El informe plantea indicios de que no sólo el crimen organizado estaría detrás de algunos asesinatos, sino que en ciertos hechos podrían existir sospechas de participación de autoridades de las tres órdenes de gobierno. El objetivo, apuntó, es sembrar terror en comunidades bajo dominio delictivo: “Si soy capaz de matar a un cura, puedo matar a quien sea”, resumió, al describir el papel del sacerdote como factor de estabilidad y sensación de seguridad.

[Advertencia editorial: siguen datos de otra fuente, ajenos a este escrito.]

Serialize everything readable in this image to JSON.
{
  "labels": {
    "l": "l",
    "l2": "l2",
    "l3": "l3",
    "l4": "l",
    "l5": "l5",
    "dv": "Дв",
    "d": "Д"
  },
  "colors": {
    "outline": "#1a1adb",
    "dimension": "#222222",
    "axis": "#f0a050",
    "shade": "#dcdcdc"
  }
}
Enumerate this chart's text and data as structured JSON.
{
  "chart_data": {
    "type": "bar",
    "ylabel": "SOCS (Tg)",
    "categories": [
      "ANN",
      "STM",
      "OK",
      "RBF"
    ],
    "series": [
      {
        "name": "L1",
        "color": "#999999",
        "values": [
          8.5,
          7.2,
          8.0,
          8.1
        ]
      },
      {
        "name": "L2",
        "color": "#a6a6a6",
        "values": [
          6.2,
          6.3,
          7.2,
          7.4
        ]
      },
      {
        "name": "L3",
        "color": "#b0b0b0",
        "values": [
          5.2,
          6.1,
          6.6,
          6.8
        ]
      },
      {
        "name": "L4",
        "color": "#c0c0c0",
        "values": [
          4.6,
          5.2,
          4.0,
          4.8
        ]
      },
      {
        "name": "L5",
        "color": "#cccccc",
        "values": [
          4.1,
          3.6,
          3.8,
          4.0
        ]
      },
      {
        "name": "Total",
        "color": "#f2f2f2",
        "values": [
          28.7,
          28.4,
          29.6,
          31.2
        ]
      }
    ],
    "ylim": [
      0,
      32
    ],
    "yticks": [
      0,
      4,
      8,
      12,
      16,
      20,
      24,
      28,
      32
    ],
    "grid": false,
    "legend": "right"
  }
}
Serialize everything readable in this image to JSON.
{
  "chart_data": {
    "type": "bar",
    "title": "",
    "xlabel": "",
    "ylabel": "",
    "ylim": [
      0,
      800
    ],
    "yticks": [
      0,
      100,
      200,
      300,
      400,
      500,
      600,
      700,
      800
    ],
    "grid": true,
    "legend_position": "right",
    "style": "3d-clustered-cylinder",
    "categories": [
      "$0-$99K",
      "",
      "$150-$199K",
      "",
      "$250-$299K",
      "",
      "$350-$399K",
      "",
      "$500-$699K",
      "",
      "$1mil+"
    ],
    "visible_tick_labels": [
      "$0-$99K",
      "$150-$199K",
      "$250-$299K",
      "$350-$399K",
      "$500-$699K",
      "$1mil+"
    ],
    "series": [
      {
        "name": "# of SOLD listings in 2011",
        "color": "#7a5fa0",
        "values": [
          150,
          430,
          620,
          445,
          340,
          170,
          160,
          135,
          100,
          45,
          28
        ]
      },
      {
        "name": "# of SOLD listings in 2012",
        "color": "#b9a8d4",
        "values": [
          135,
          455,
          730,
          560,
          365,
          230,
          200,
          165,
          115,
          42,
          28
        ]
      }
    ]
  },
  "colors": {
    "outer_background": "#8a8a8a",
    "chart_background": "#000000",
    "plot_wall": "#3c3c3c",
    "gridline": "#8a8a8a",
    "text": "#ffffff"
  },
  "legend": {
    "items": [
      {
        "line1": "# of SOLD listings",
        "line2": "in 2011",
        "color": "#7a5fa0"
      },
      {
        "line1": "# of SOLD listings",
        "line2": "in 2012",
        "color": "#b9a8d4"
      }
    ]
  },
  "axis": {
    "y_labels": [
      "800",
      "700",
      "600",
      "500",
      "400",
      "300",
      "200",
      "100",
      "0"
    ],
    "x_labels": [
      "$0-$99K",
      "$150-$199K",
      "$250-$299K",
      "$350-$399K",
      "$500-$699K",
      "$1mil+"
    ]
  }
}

Entre los casos destacados de los últimos siete años, el documento menciona los asesinatos de los padres Marcelo Pérez y Bertoldo Pantaleón Estrada, de las diócesis de San Cristóbal de las Casas y Chilpancingo-Chilapa, respectivamente, reconocidos por su liderazgo comunitario y activismo pastoral. En cuanto a laicos, el CCM registró la ejecución de 11 integrantes de una familia colaboradora de la diócesis de San Cristóbal en Chicomuselo, Chiapas, el 13 de mayo de 2024; el asesinato de ocho jóvenes en una cancha contigua a la parroquia de San José de Mendoza, en Salamanca, Guanajuato, mientras preparaban la Semana Santa; y el homicidio de 10 jóvenes, el 10 de mayo del mismo año, en San Bartolo de Berrio, Guanajuato, durante los festejos del Día de las Madres organizadas por la parroquia.
Para el CCM, estos hechos “no son aislados”, sino síntomas de un deterioro mayor: pérdida de valores, relativización de lo sagrado e impunidad creciente sostenida por la corrupción, condiciones que han convertido templos y comunidades eclesiales en blancos recurrentes de la violencia.